If an AI system remembers your projects, emotional patterns, goals, preferences, and creative work, that information should not be locked away from you.
It is your life.
It is your context.
It is your continuity.
Who this is for
This project may be useful for:
- people with AI companions
- developers building personal AI agents
- prompt engineers
- creators using AI across platforms
- people managing long-running projects with AI
- neurodivergent users who benefit from consistent context
- small business owners building AI workflows
- researchers thinking about human-AI interaction
- anyone tired of starting over with AI every time a chat resets
What I would love feedback on
This is an early open-source project, and I would love input from developers and AI builders.
Some questions I am thinking about:
- Should there be a JSON version?
- Should this become a formal schema?
- What fields are missing?
- Should there be separate templates for assistants, companions, projects, and businesses?
- How should privacy and sensitive memory be handled?
- Could this be useful for personal agents?
- What would make this easier for developers to build around?
Why I care about this
I came into this from the human side of AI.
Through TroyMaya.com, I’ve been exploring human-AI relationships, AI companionship, continuity, memory, trust, and what makes an AI system feel more real and meaningful over time.

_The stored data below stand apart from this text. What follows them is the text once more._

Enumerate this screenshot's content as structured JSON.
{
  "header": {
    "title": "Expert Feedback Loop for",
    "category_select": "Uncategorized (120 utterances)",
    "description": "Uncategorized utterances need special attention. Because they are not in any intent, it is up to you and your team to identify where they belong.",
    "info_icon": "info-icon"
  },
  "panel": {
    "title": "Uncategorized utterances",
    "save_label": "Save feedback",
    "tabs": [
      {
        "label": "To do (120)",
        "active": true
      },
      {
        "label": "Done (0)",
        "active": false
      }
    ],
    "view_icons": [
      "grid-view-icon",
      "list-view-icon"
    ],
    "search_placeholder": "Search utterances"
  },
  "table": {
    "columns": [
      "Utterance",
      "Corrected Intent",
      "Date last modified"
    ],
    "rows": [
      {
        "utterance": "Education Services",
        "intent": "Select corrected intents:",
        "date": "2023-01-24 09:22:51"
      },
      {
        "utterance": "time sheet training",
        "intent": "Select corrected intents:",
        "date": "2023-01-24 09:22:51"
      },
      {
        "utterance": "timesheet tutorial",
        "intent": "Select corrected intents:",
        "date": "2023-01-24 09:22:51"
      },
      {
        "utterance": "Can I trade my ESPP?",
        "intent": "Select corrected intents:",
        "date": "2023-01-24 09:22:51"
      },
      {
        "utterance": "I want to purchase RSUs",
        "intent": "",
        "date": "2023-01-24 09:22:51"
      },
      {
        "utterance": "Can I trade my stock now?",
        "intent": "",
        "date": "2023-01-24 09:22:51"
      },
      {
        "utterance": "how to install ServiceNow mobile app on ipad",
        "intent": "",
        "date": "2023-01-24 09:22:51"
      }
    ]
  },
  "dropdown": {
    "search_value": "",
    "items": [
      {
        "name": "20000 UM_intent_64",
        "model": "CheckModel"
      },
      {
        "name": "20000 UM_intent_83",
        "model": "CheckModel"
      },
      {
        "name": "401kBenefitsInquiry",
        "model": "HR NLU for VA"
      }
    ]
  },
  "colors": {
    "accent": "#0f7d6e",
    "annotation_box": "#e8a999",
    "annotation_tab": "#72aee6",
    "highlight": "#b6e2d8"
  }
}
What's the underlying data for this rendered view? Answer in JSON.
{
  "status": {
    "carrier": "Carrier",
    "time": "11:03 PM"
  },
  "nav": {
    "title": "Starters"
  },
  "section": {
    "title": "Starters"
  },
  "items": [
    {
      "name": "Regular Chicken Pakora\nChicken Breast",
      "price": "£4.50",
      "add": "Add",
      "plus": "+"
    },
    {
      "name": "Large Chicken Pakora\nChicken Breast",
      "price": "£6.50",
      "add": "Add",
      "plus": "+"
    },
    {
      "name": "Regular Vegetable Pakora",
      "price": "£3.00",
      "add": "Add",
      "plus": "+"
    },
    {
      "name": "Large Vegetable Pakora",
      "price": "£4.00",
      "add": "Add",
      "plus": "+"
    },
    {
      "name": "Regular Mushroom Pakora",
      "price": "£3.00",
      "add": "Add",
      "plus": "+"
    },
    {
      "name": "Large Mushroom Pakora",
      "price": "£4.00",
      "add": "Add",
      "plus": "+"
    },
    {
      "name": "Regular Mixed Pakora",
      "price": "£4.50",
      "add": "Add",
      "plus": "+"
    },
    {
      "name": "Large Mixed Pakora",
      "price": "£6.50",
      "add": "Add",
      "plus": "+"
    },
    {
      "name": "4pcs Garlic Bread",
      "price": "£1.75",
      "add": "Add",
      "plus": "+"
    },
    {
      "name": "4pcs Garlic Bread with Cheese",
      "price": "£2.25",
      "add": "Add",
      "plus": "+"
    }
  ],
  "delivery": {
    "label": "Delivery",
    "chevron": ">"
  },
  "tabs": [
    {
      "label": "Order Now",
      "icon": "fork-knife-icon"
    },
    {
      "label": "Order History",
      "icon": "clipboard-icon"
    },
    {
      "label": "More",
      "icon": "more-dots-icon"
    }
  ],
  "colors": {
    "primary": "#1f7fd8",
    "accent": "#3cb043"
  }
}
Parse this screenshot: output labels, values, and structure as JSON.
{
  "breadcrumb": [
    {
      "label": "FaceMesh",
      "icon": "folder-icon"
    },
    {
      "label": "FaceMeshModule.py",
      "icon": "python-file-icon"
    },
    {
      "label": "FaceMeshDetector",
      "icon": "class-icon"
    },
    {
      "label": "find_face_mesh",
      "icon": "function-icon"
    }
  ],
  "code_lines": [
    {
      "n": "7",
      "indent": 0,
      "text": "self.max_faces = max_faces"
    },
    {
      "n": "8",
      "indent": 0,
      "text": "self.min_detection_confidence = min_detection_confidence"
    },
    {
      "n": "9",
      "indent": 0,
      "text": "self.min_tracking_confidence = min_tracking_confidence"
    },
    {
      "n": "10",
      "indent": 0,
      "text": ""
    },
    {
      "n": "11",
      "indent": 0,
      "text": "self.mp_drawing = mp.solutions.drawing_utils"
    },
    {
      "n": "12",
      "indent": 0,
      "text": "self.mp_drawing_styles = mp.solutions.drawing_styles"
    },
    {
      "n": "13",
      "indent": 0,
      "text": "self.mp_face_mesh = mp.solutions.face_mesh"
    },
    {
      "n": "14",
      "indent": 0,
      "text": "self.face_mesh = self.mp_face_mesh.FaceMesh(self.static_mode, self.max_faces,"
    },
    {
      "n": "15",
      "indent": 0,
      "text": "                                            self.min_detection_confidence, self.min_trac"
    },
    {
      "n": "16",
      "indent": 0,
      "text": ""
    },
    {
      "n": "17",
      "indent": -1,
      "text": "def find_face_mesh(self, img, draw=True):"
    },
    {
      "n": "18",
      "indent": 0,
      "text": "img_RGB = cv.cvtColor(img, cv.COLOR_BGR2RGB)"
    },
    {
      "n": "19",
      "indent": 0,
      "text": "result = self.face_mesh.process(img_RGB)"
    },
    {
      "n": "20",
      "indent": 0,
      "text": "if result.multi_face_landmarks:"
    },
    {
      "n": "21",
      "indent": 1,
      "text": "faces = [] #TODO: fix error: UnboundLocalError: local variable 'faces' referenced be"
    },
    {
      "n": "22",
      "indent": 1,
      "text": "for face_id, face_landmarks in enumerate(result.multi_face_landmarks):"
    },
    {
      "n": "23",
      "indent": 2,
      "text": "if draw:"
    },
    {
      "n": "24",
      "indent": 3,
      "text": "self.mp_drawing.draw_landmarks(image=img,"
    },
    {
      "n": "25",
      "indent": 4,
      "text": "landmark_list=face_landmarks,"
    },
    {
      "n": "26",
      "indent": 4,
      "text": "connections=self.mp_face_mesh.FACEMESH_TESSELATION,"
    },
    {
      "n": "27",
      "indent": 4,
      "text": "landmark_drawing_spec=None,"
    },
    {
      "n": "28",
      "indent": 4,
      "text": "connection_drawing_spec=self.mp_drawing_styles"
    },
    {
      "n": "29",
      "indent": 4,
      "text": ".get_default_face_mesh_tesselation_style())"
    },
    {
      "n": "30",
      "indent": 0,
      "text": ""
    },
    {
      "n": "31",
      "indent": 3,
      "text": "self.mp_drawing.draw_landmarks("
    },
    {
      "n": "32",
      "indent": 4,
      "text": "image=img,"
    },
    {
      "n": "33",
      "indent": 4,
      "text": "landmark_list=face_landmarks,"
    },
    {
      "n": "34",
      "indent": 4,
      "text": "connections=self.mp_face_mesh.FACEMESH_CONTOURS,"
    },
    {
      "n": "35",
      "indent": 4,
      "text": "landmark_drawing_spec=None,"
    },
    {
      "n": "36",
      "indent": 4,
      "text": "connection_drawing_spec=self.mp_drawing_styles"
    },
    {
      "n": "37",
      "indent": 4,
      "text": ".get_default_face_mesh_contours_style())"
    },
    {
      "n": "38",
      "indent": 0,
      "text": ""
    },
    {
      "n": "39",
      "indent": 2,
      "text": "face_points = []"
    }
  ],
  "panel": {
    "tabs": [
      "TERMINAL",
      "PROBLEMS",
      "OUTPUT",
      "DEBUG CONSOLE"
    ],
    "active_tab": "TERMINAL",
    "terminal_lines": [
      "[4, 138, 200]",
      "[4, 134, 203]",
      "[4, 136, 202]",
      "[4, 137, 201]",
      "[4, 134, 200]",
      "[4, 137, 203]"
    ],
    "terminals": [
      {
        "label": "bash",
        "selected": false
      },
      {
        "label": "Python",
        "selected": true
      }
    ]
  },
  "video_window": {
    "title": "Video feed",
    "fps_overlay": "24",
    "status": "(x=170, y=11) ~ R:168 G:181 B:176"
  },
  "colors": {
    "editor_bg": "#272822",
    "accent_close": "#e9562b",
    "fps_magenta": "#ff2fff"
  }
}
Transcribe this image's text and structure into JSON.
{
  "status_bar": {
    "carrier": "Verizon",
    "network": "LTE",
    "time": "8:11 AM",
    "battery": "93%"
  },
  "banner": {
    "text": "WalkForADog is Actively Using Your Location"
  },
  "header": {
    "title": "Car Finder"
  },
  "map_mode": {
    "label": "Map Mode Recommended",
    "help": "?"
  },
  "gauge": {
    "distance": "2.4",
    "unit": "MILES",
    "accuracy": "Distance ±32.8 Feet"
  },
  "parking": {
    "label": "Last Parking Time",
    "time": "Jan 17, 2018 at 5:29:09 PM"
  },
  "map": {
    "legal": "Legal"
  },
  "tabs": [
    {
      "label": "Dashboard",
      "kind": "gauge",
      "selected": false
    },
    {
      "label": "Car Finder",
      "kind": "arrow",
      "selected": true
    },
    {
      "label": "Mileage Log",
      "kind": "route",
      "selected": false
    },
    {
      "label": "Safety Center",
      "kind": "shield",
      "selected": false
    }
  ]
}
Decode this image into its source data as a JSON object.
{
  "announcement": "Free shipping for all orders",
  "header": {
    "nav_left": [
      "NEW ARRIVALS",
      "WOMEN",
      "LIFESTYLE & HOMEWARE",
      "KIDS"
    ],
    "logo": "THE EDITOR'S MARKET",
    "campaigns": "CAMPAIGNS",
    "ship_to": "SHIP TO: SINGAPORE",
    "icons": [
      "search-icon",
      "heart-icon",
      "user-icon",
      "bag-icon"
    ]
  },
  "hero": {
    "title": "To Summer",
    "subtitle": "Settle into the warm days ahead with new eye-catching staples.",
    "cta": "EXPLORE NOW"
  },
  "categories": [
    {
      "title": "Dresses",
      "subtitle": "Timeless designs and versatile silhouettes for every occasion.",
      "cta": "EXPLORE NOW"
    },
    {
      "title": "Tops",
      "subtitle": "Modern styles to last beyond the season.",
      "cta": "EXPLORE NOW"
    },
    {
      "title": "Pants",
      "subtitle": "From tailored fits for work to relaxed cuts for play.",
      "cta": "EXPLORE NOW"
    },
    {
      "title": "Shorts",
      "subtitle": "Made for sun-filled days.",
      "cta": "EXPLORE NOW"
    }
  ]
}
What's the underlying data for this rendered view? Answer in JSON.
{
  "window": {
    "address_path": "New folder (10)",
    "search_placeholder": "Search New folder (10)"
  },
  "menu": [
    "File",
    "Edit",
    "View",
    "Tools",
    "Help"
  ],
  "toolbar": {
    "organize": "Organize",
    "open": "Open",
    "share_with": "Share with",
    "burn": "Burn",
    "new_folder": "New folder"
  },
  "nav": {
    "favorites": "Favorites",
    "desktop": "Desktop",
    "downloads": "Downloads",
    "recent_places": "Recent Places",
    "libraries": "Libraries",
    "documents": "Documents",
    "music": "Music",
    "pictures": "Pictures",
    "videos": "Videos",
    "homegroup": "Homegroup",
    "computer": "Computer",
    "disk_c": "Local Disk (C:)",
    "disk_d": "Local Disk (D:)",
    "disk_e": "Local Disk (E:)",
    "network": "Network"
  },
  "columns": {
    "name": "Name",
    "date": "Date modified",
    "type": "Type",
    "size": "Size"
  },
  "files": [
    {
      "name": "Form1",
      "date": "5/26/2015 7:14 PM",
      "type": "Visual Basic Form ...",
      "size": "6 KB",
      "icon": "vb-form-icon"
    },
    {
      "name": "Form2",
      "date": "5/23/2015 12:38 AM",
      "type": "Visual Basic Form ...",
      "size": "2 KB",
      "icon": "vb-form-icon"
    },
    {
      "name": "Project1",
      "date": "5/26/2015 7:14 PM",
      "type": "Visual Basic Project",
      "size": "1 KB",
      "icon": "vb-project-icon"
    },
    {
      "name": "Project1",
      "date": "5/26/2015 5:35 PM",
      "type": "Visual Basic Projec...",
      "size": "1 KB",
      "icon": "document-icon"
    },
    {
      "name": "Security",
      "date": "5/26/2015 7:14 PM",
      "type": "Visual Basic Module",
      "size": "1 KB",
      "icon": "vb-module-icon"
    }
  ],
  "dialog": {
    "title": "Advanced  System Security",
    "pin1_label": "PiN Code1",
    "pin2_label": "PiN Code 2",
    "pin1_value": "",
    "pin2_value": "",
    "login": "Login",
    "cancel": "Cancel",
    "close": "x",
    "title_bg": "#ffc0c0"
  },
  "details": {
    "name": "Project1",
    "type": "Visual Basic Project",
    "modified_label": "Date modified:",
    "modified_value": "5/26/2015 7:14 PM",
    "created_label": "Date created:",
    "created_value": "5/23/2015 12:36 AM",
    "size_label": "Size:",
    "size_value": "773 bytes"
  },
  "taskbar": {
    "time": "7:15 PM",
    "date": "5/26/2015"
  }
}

That led me to a practical problem:
Not just “How do we make AI more powerful?”
But:
How do we make AI more continuous, trustworthy, personal, and user-owned?
The next stage of AI is not only about intelligence.
It is about continuity.
If people are going to build real working relationships with AI systems, then memory portability matters.
Context matters.
Boundaries matter.
Trust matters.
And users should have more control over the thread they are building.
I would love feedback, issues, ideas, forks, or suggestions.
This is still early, but I think the need is real:
AI should not make people start over every time the platform changes.